Michael Cohen, Trump’s former fixer, pleaded guilty in federal court in 2018 for arranging a nondisclosure agreement for which he paid Daniels $130,000, a campaign contribution violation during the 2016 election cycle, since the payment was made in service of the campaign and exceeded the federal limit.

Prosecutors previously said that in executing the payments, Cohen “acted in coordination with and at the direction of” Trump, who has denied having affairs with two women. Cohen also pleaded guilty to five counts of tax fraud and one count of making false statements to a bank.

Later that year, Cohen was sentenced to three years in prison for crimes that included arranging payments during the 2016 election to silence women who claimed affairs with Trump after Cohen attributed his offenses to “my duty to cover up his dirty deeds.”

“Several of our colleagues instead voted to dismiss the allegations,” Broussard and Weintraub added in their statement. “The Commission therefore did not have enough votes to pursue well-grounded charges that the former President of the United States knowingly and willfully accepted contributions nearly 5,000% over the legal limit to suppress a negative story mere days before Election Day.”

The six-member commission’s vote – which was taken last month, but the results of which were first made public Thursday – was 2-2. Broussard and Weintraub voted yes, Independent Steven Walther did not vote, and Republican Allen Dickerson recused himself.

Republicans James “Trey” Trainor and Sean Cooksey voted no, arguing that the federal government had already punished Cohen and the agency has other issues to pursue.

“In sum, the public record is complete with respect to the conduct at issue in these complaints, and Mr. Cohen has been punished by the government of the United States for the conduct at issue in these matters,” Trainor and Cooksey said in a statement.

“Thus, we concluded that pursuing these matters further was not the best use of agency resources,” they continued. “The Commission regularly dismisses matters where other government agencies have already adequately enforced and vindicated the Commission’s interests.”

Trump praised the vote to end what he called the “phony case against me” and criticized Cohen.

“I thank the Commission for their decision, ending this chapter of Fake News,” he said.

Daniels, whose real name is Stephanie Clifford, says she and Trump had an affair in 2006, after he married Melania Trump and she gave birth to their son, Barron.
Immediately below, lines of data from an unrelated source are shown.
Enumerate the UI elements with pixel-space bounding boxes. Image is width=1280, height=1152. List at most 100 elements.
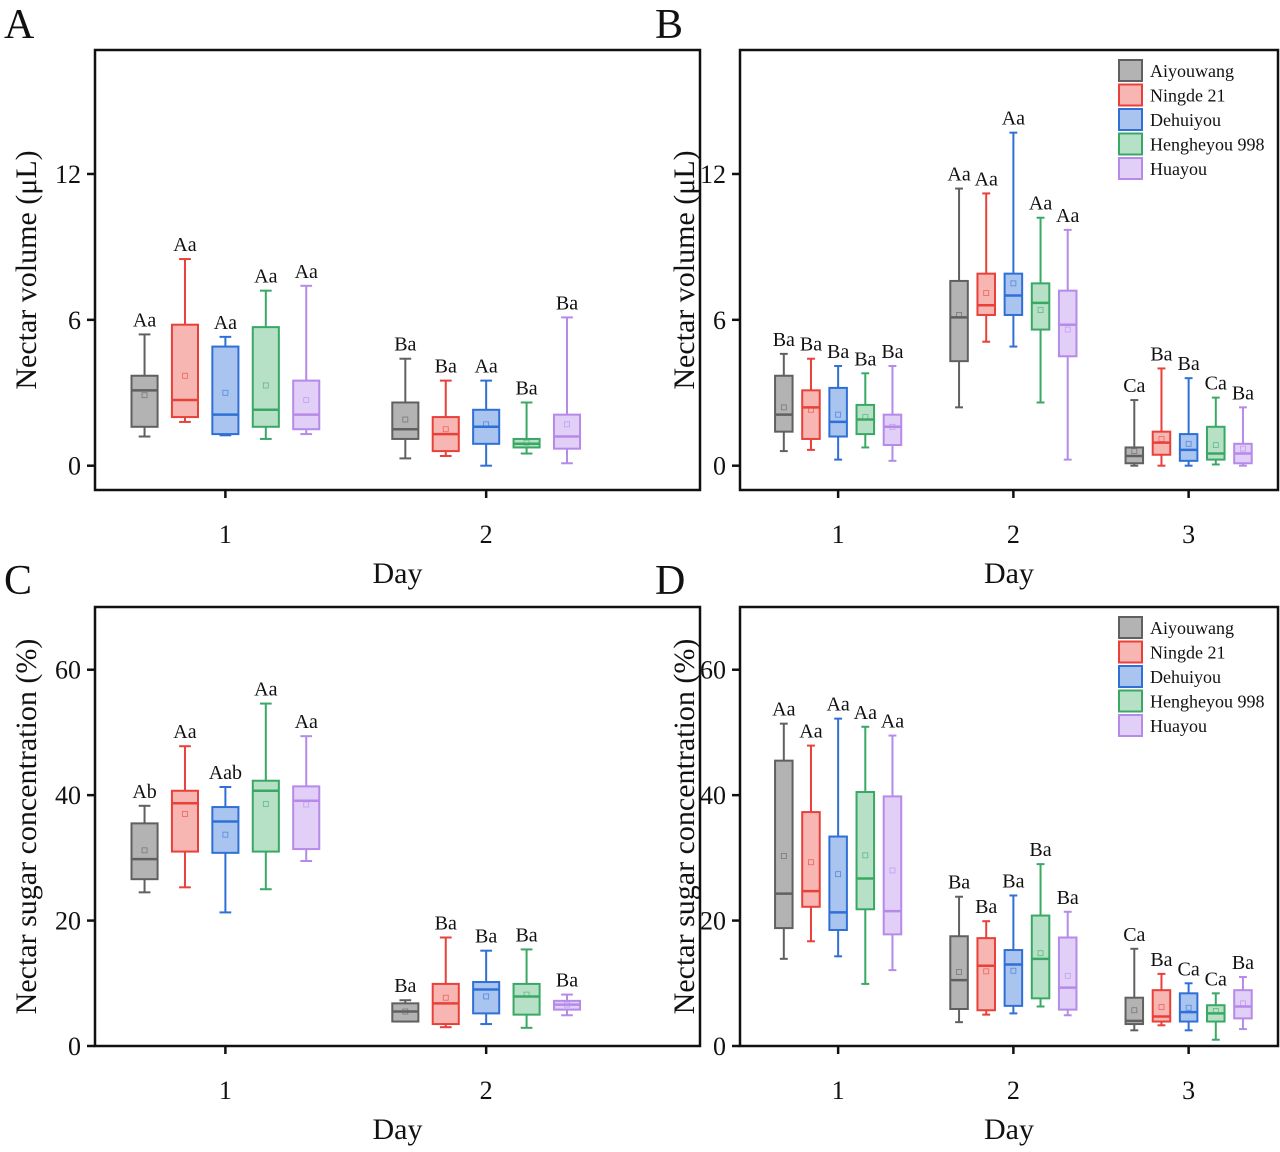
series-huayou: Aa Ba — [292, 711, 582, 1017]
series-ningde-21: Aa Ba — [170, 721, 460, 1029]
significance-letter: Ba — [1178, 353, 1200, 375]
mean-marker — [564, 421, 570, 428]
panel-letter: A — [4, 2, 35, 48]
box-iqr — [1030, 914, 1051, 1000]
mean-marker — [780, 404, 787, 411]
box: Aa — [1029, 193, 1052, 404]
box: Ab — [130, 781, 159, 894]
mean-marker — [889, 867, 896, 874]
mean-marker — [564, 1001, 570, 1008]
y-tick-label: 12 — [55, 160, 81, 189]
box: Aa — [975, 168, 998, 343]
mean-marker — [808, 859, 814, 866]
legend-swatch — [1118, 59, 1143, 82]
series-aiyouwang: Ba Aa Ca — [773, 164, 1146, 467]
significance-letter: Aa — [295, 711, 318, 733]
box-iqr — [976, 272, 996, 316]
box: Ba — [1057, 887, 1079, 1017]
box: Ca — [1123, 375, 1146, 467]
significance-letter: Aa — [772, 699, 795, 721]
y-tick-label: 60 — [700, 656, 726, 685]
mean-marker — [862, 852, 869, 859]
y-tick-label: 20 — [700, 907, 726, 936]
mean-marker — [1037, 307, 1044, 314]
mean-marker — [402, 1008, 409, 1015]
mean-marker — [182, 811, 188, 817]
significance-letter: Ba — [827, 341, 849, 363]
box: Aa — [881, 711, 904, 972]
significance-letter: Ba — [515, 377, 537, 399]
series-aiyouwang: Aa Ba Ca — [772, 699, 1146, 1032]
mean-marker — [1064, 326, 1071, 333]
legend-label: Ningde 21 — [1150, 643, 1226, 663]
box-iqr — [292, 785, 321, 851]
significance-letter: Ba — [948, 872, 970, 894]
box: Ba — [552, 292, 582, 465]
legend-swatch — [1118, 665, 1143, 688]
plot-frame — [738, 605, 1280, 1048]
significance-letter: Ca — [1123, 375, 1145, 397]
mean-marker — [483, 993, 490, 1000]
significance-letter: Ba — [475, 926, 497, 948]
significance-letter: Ab — [132, 781, 156, 803]
legend-swatch — [1118, 108, 1143, 131]
mean-marker — [141, 847, 148, 854]
significance-letter: Ba — [435, 356, 457, 378]
x-axis-label: Day — [373, 1113, 423, 1146]
mean-marker — [483, 421, 490, 428]
box: Aa — [472, 356, 501, 467]
significance-letter: Ca — [1205, 373, 1227, 395]
significance-letter: Ca — [1123, 924, 1145, 946]
box: Aab — [209, 762, 242, 914]
significance-letter: Aa — [1056, 205, 1079, 227]
significance-letter: Aa — [254, 266, 277, 288]
y-tick-label: 40 — [55, 781, 81, 810]
box-iqr — [1003, 949, 1024, 1007]
x-tick-label: 1 — [832, 1076, 845, 1105]
legend-label: Hengheyou 998 — [1150, 135, 1264, 155]
significance-letter: Aa — [826, 694, 849, 716]
significance-letter: Ba — [1232, 382, 1254, 404]
mean-marker — [262, 382, 269, 389]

Trump has denied the affair.

https://www.cnn.com/2021/05/06/poli...-hush-money-payment-stormy-daniels/index.html
 
Has anyone noticed how TRUMP Corrupted the FEC with Cronies to overlook his election crimes and other future criminal intentions?

Trump loves to cheat by stacking his poker hand- full of TRUMP cards!

He did this in every branch of the government while he is in office- and continues to do this by endorsing criminals, liars, and cheats in political races- even after leaving office to help him win re-election and interfere with all the investigations he is under.

Just wanted to know who all is paying attention here- and being honest about it!